Hm, I thought the general consensus on the github thread was that it’s dodgy or unreliable to count on nil overriding an argument default
– and, several contributors quickly came up with cases where it might be valuable to pass nil (e.g., messaging latency), and the outcome was to change the behavior anyway. But here, nobody has a concrete use case for using nil as 0, so there should be even less objection to changing it.
BTW I’m not advocating one way or the other. One user asked a question about the behavior of sending arguments to synths, and I suggested a way that we could handle it differently. Though I disagree with the current behavior, my earlier message should be taken as somewhat short of a proposal.

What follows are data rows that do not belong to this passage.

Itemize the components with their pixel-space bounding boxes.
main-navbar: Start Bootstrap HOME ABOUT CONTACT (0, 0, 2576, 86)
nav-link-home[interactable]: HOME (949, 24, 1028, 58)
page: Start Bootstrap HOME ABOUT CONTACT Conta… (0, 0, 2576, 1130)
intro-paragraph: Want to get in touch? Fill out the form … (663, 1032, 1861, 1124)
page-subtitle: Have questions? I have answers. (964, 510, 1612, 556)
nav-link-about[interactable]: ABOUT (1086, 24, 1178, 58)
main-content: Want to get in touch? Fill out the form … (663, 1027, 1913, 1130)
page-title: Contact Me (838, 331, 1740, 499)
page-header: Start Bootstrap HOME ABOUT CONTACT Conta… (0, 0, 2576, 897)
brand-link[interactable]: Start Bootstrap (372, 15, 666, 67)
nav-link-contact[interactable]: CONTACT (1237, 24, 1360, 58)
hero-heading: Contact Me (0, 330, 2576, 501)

FWIW the fact that SC replaces nil with 0 in outgoing OSC messages has caused data loss in the past:
free { arg completionMessage;
if(bufnum.isNil) {
"Cannot call free on a Buffer that has been freed".warn;
^nil
} {
server.listSendMsg(this.freeMsg(completionMessage))
}
}
- Read a bunch of buffers.
- Later, free one of them.
- And accidentally free it again. The buffer’s
bufnumhas been set to nil, so sclang would send[\b_free, nil], which changes to[\b_free, 0]during encoding, causing the wrong buffer to be freed.
^^ that is certainly bad (the reason why we put in a check for it is that this actually happened to somebody).